In other ways, too, the Pompidou-Metz is more than an annex of the Parisian original. It’s legally autonomous, has its own board of trustees and is funded by regional authorities. It does have free access to the Paris collection, however, a privilege that distinguishes it from the Guggenheim in Bilbao, for example, which has to pay to borrow works from its namesake in New York and transport them to Spain.
The new centre wears its regional identity proudly, says Le Bon, allowing it to inform curatorial choices and making it a vital part of its self-image. A compact, cosmopolitan city in the former industrial belt of northeastern France, Metz has changed hands many times and still serves as an intersection of people and cultures. That fluidity has been built into the building, where the gallery space of 5,000sq m is most distinctive for its ability to adapt and reshape itself for each exhibition.

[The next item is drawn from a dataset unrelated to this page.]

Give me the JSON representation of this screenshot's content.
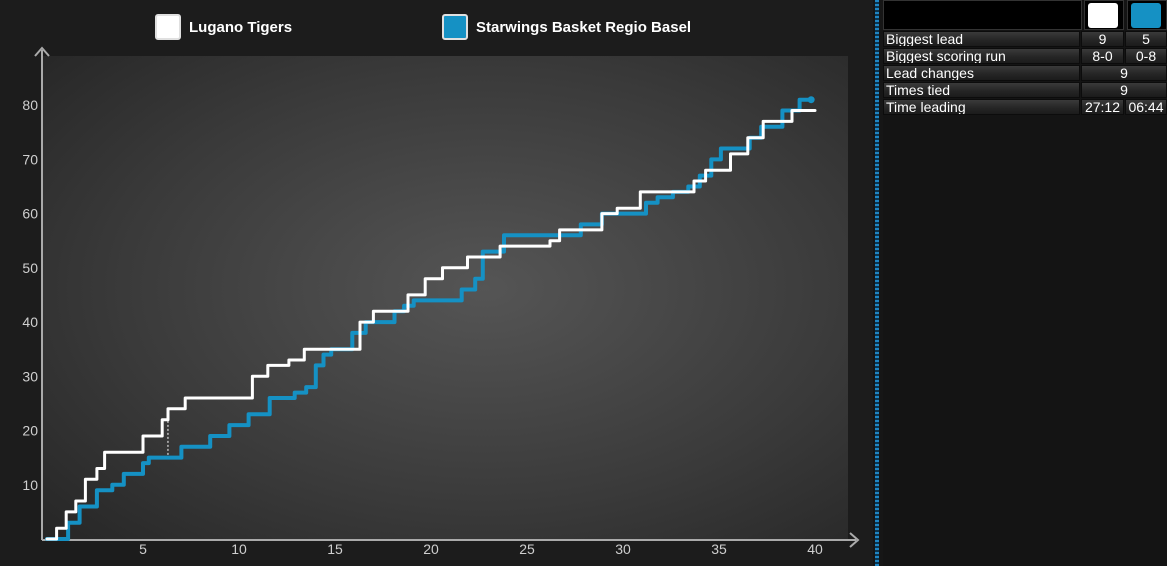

JUST AS THEoriginal Pompidou aimed to reinvent the Beaubourg area of central Paris, so the Pompidou-Metz is the centrepiece of the new Amphithéâtre district, slowly taking shape around it on former industrial land. "Shigeru Ban worked a lot on trying to frame the city, so that when you walk around in the building you discover the city. It's not disconnected from its urban world," Le Bon says.
One of the finest views is from the window of the Grande Nef gallery, giving a panorama of the attractive city dominated by its cathedral.
Le Bon resists comparisons with Bilbao, where the arrival of the Guggenheim is credited with rejuvenating the city (Pompidou-Metz cost four times less than its Basque counterpart), but there is clearly an expectation that Metz will reap ample benefits from the project. Already, the city estimates the centre has brought in €40 million in spin-off income (mostly via hotels, restaurants and tourist sites), and officials in the northern city of Lens, where a satellite of the Louvre is due to open next year, are watching the experience closely. “I’ve always said that a cultural institution won’t change the world,” Le Bon remarks. “But I do think the Centre Pompidou-Metz can serve as a catalyst here.” If that is to happen, the Pompidou-Metz has to keep making an impression once its novelty has worn off. A great deal depends on the quality and consistency of its curatorial work, not least because the centre is given over entirely to temporary exhibitions.
Its inaugural show was the acclaimed Chefs-d’Oeuvre?, a clever attempt to trace the meaning of masterpieces from the middle ages to the mid 20th century, with plenty of crowd-pleasing works by artists such as Picasso, Brancusi, Matisse and Kandinsky. There will be between two and four major thematic or monographic exhibitions a year. The latest is the multimedia Erre, Variations Labyrinthiques, which takes the motif of the labyrinth to explore representations of wandering, loss and escape. A forthcoming exhibition looks at how aerial photography has modified artists’ perceptions since the 19th century, and next spring sees the opening of 1917, a panorama of artistic creation in that year of terrible upheaval. (Some of the first World War battlefields are near Metz.)
The critical response so far has been glowing, and the millionth visitor is expected to pass through the door this week, but Le Bon knows the task of establishing the place, of giving it a purpose, has only just begun. “We had a lot of luck with the project,” he says. “Now we really have to apply ourselves, because the hard bit starts now.”